My first recollection of Barth being mentioned: as a young man–possibly in Bible college, but I’m not sure–my dad told me that Barth was “a liberal”, which to my ears meant that he was very, very bad and mustn’t be read or listened to. The problem, as I recall, was that my dad thought that Barth didn’t think that the Bible was the word of God. Given the little I know about my dad’s theological and doctrinal leanings, he wasn’t likely to have read much Barth himself, taking second-hand information as fact.

Of course, I’m currently in that situation as well–most of my Barth knowledge is second-hand.

My dad’s claim came to mind again last year during one of Chris Holmes’ “Theological Foundations” classes. In one of the first classes of semester, we discussed the “threefold form of the Word,” which he took from Barth (who in turn took it from Calvin).  It looks like this, in order of importance:

  1. The Incarnate Word (that is, Jesus Christ himself)
  2. The written word (scripture)
  3. The proclaimed word (probably the broadest of the three, in that it includes the tradition and proclamation of the church and its people throughout history)*

This came up in a discussion of theological norms, and I take it that “theological norms” have to do with what is authoritative. If this is right, I can understand how, from my dad’s perspective, Barth might have a suspicious view of scripture. That is, from a fundamentalist/conservative** point of view, which seems to take the notion of sola scriptura much farther than originally intended, scripture is our only authority on matters of faith and doctrine. Bumping the written word to second place in a list delineating authority would understandably seem suspect.
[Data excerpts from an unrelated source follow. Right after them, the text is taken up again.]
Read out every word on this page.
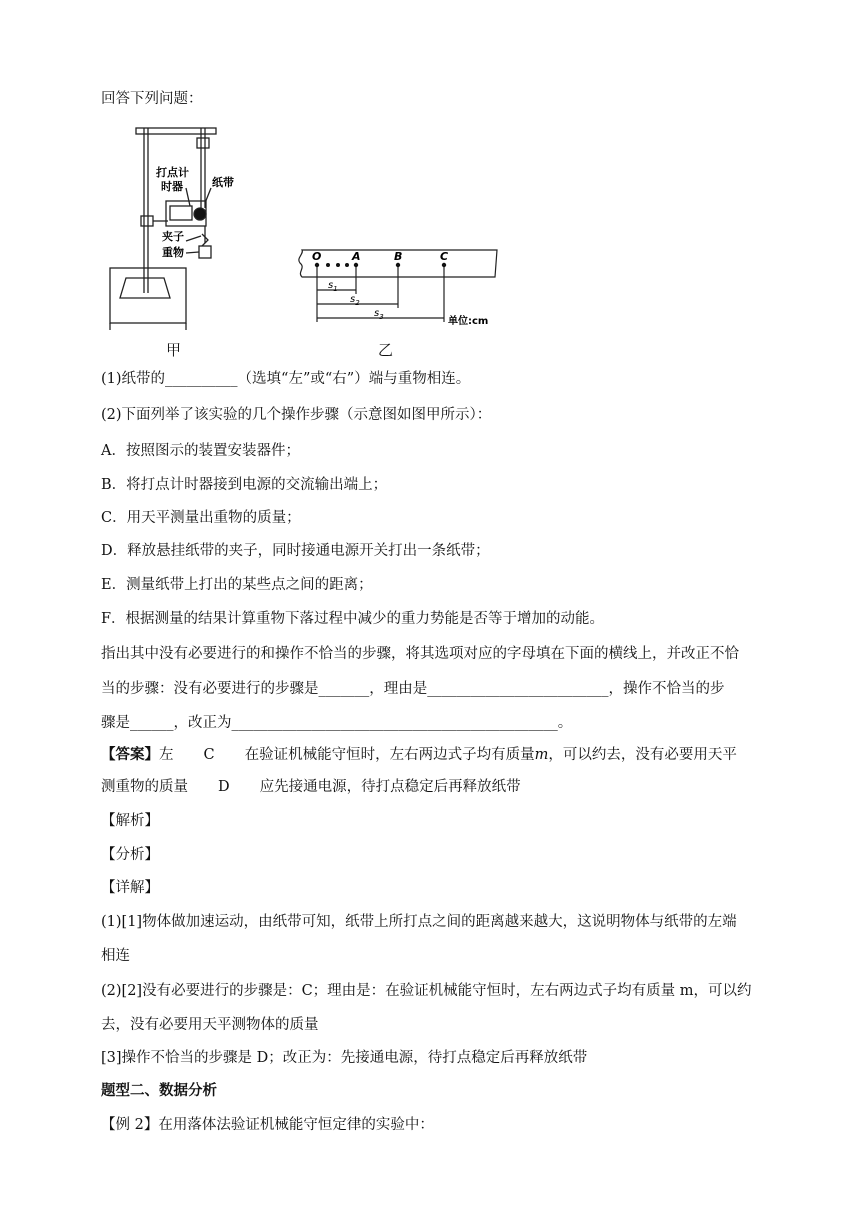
回答下列问题：
打点计
时器	纸带
夹子
重物
甲
O	A	B	C
$s_1$
$s_2$
$s_3$	单位:cm
乙
(1)纸带的__________（选填“左”或“右”）端与重物相连。
(2)下面列举了该实验的几个操作步骤（示意图如图甲所示）：
A．按照图示的装置安装器件；
B．将打点计时器接到电源的交流输出端上；
C．用天平测量出重物的质量；
D．释放悬挂纸带的夹子，同时接通电源开关打出一条纸带；
E．测量纸带上打出的某些点之间的距离；
F．根据测量的结果计算重物下落过程中减少的重力势能是否等于增加的动能。
指出其中没有必要进行的和操作不恰当的步骤，将其选项对应的字母填在下面的横线上，并改正不恰
当的步骤：没有必要进行的步骤是_______，理由是_________________________，操作不恰当的步
骤是______，改正为_____________________________________________。
【答案】左 C 在验证机械能守恒时，左右两边式子均有质量m，可以约去，没有必要用天平
测重物的质量 D 应先接通电源，待打点稳定后再释放纸带
【解析】
【分析】
【详解】
(1)[1]物体做加速运动，由纸带可知，纸带上所打点之间的距离越来越大，这说明物体与纸带的左端
相连
(2)[2]没有必要进行的步骤是：C；理由是：在验证机械能守恒时，左右两边式子均有质量 m，可以约
去，没有必要用天平测物体的质量
[3]操作不恰当的步骤是 D；改正为：先接通电源，待打点稳定后再释放纸带
题型二、数据分析
【例 2】在用落体法验证机械能守恒定律的实验中：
I am, of course, sympathetic to this, because having Jesus as the ultimate authority gets a bit philosophically sticky, since the only representatives of Christ’s authority we have are scripture and the Holy Spirit, and the history of the church is evidence of the fact that Christians often don’t hear either representative very well. (Perhaps Barth will address this in CD.)

Nevertheless, the Christocentrism of Barth/Calvin’s view hit me like a ton of bricks. Even in its mystery and philosophical stickiness, it made a great deal of sense to someone like me, who was (is?) still working his way out of a very “Biblocentric” (as opposed to Christocentric) point of view.

I am only just beginning to understand the influence that Barth has had on the theological and pastoral world. And if his theology is indeed as Christocentric as it appears, well…wonderful!

_________________________

* According to my notes, this is from volume 1 of CD, so we should run across it relatively soon. (Relatively.)

** To be fair, I think my dad is fundamentalist/conservative only so far as a European can be.